Opioids have been part of human culture and healing for millennia. Initially cultivated and distributed throughout the ancient world, opioids are described in Sumerian, Egyptian, Greek, Islamic, and Chinese medical treatises. Whereas opioid use is ancient, problematic use and, specifically, addiction are more modern phenomena. The first opioid crisis, which dates to the latter half of the 18th century, was iatrogenic in origin. This was an epidemic overwhelmingly of women, who had initially been exposed to opioids through a prescription for the treatment of “female ailments.”

The current opioid crisis in the US is arguably the most severe in history and, like the first, features a large proportion of women. Overdose deaths have become one of the leading causes of mortality and, along with hepatitis C and suicide, have contributed to a decrease in life expectancy especially among white, middle‐aged Americans. The current crisis consists of three related phases. The first began with a marked increase in opioid prescribing starting in the mid‐1990s and peaked in 2010. The second was driven by illicit heroin distribution while the third phase began in 2016 powered by fentanyl and other illicitly manufactured synthetic opioids. Opioid‐related drug deaths may have plateaued nationally in 2019, but a fourth wave of stimulant‐related mortality (both amphetamine and cocaine) is now emerging.

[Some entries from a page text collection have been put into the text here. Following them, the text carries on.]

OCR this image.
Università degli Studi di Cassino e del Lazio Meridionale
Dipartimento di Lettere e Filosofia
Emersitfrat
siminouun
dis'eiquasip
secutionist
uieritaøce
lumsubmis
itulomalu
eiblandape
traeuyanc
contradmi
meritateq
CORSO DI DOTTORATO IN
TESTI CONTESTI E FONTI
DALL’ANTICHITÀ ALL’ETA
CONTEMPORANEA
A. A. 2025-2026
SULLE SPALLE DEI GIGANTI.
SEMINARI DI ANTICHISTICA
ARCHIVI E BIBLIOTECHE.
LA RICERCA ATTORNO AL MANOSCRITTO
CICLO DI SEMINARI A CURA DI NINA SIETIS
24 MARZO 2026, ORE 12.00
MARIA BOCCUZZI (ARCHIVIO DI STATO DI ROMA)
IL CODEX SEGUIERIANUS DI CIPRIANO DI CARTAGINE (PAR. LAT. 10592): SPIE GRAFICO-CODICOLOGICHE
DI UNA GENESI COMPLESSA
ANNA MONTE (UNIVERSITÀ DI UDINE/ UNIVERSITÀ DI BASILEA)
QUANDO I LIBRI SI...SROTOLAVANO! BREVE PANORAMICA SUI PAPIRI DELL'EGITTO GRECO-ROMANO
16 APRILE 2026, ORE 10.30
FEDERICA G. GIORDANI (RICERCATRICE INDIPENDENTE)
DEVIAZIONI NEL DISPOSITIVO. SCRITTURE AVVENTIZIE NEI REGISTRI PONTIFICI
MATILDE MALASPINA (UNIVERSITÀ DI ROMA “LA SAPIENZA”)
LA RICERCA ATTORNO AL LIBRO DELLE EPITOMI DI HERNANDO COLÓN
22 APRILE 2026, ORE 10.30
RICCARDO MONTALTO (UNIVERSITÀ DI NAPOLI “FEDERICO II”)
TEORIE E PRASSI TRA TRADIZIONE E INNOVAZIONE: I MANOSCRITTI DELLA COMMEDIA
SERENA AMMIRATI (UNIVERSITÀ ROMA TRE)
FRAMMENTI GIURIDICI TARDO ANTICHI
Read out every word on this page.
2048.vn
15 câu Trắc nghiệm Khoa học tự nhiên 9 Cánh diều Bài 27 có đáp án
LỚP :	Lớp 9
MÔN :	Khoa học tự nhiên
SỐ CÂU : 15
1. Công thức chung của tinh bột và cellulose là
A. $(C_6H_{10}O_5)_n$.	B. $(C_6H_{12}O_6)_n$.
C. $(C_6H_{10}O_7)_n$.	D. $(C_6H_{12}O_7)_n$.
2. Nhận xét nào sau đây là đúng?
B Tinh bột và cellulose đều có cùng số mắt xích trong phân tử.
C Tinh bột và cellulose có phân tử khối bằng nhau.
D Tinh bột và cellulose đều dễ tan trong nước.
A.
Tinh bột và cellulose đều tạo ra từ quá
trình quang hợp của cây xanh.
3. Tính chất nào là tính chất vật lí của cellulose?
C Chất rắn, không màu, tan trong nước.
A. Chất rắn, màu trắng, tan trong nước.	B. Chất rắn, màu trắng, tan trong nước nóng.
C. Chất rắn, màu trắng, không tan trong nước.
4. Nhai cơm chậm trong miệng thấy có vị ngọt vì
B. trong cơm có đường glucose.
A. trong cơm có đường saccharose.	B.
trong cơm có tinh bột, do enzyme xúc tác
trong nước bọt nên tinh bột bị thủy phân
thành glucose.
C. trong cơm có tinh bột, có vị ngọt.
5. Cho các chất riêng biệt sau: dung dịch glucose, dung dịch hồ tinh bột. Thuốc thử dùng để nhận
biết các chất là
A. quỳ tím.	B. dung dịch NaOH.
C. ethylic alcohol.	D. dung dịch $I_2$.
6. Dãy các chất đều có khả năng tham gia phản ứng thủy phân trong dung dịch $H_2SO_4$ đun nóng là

The current crisis has changed the demographics of substance use and addiction. Whereas less than 20% of people who used heroin in the 1970s were women, today roughly 50% are women. Although more men have addiction than women, for opioid use disorder at least half of people presenting for treatment are female.

Opioid use, misuse, and addiction have increased in pregnancy and postpartum, in parallel with the overall crisis. Rates of opioid use disorder assessed at the time of delivery more than quadrupled between 1999 and 2014, as have rates of neonatal abstinence syndrome (NAS), and, in many states, overdose is the leading cause of maternal death.